Il filo di porpora di Vanessa Criconia, recensione

Il Filo di Porpora è il primo romanzo di Vanessa Criconia, una storia dove si intrecciano destini e vite di donne, ma anche di uomini, protagonisti inaspettati di quel grido che esige che l’amore sia salvaguardato dalla violenza.

Il filo di porpora di Vanessa Criconia, recensione

La violenza è un diverso modo di manifestare la paura… scrive Vanessa Criconia in questo suo primo romanzo Il filo di porpora” dove la scelta del colore può alludere al tempo stesso alla passione amorosa e al sangue…

E tale è il filo che a volte silenziosamente, altre volte più bruscamente lega le vite delle donne di questo romanzo, donne diverse per età, constesto sociale o stile di vita, ma tutte in qualche modo legate da una ferita che esige di essere sanata, per poter essere in grado di aprirsi all’amore e voltare le spalle a una vita condizionata dalla violenza.

La violenza imposta dalle percosse di un marito forse a sua volta segnato in passato allo stesso modo… La violenza fatta di silenzi, rinunce, anestesia emotiva… La violenza fatta di paura e rimpianti che possono colmare una vita non vissuta.
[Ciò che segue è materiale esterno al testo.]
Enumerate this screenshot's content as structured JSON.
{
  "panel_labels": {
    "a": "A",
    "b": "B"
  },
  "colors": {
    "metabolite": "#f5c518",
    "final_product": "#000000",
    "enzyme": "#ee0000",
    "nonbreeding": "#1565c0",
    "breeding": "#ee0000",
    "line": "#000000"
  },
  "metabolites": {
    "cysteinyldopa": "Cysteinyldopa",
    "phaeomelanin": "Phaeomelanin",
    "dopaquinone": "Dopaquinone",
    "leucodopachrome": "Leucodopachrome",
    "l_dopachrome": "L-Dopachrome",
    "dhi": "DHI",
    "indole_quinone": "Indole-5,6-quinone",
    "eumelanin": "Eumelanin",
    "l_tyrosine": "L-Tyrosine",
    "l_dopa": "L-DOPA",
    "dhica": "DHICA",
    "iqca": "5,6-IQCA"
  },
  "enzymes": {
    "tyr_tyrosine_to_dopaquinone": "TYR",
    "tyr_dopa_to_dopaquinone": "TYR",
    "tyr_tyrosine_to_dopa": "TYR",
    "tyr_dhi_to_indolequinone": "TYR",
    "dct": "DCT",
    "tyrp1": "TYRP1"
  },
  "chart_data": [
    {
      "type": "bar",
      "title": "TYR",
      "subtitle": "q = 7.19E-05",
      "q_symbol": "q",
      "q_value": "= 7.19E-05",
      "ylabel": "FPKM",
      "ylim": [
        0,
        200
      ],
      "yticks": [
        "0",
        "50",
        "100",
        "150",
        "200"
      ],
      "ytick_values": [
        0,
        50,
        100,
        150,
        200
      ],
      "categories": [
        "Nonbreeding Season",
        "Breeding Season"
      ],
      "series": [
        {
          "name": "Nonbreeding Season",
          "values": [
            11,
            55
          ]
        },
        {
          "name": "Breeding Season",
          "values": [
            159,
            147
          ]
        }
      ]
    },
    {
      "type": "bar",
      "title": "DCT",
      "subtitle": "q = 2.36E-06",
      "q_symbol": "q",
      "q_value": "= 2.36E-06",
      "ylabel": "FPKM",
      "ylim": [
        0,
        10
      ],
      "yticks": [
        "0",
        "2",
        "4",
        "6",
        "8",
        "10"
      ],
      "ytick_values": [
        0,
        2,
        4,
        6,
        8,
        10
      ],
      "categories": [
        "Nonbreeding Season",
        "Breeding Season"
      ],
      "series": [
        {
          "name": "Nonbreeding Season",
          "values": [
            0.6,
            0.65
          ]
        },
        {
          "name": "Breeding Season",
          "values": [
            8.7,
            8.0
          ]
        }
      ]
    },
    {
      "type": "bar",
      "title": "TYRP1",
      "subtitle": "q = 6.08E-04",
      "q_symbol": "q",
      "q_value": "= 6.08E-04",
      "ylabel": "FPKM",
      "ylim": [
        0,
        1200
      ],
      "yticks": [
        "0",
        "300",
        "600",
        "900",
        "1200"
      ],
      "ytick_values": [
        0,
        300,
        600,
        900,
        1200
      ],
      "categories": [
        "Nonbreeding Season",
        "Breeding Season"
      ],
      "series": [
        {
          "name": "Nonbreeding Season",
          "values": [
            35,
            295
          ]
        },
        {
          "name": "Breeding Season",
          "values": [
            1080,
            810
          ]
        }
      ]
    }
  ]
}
Inaspettatamente, e in modi apparentemente minoritari, sono anche gli uomini a farsi protagonisti di questo romanzo che potremmo pensare rivolto anche a loro.

 

Il filo di porpora: di madre in figlia

Cristina lavora nella redazione di un giornale, decide di pubblicare un pezzo che raccolga le testimonianze delle donne che hanno subito violenza dai propri mariti, fidanzati, compagni. Inizia quindi a intervistarle e la prima è Sofia, un’amica a cui è molto legata e che cercherà in ogni modo di salvare dal matrimonio autodistruttivo in cui è prigioniera: ma nessuno può essere salvato contro la sua volontà, nessuno può essere cambiato se non trova in sé il motore del cambiamento.

Cristina è dipendente dalla sofferenza di Sofia, dalla volontà di salvarla. Ma non è Sofia che Cristina ha bisogno di salvare, quanto se stessa: attraverso la sofferenza e la vulnerabilità della sua amica, Cristina si confronta con le proprie parti vulnerabili e bisognose d’amore.

Quell’amore primario, assoluto, che una madre depressa e un padre anaffettivo non hanno potuto darle nella misura in cui lei ne avrebbe avuto bisogno… Cristina ha Beatrice, sua madre, a cui fare domande taciute da tutta una vita; Sofia ha una figlia, Noemi, lei domande non ha bisogno di farne, ma la sua presenza è già una risposta, scomoda, bruciante.

 

Leggi anche Mariti violenti >>

 

il filo di porpora: da uomo a donna

Il filo di porpora è un romanzo che parla anche di uomini. È un romanzo scritto da una donna, con una protagonista donna che a tratti si racconta in prima persona attraverso le pagine del suo diario. Eppure, gli occhi di questa caleidoscopica sequenza del femminile sanno catturare l’essenza di personaggi maschili finalmente variegati, diversi fra loro come indole, storia personale, capacità di amare e interloquire col femminile fuori (e dentro) di loro.

È questa la sfida che si troverà davanti Cristina: poter guardare al di là della sofferenza che si ripete lungo le generazioni, al di là della paura di un destino già segnato per scegliere finalmente sé stessa.

“Se non hai sentito le farfalle Cristina, non significa che tu non abbia mai amato (…) hai amato in molti modi diversi che forse messi assieme fanno un amore più grande di quello che si vede al cinema” (p. 81).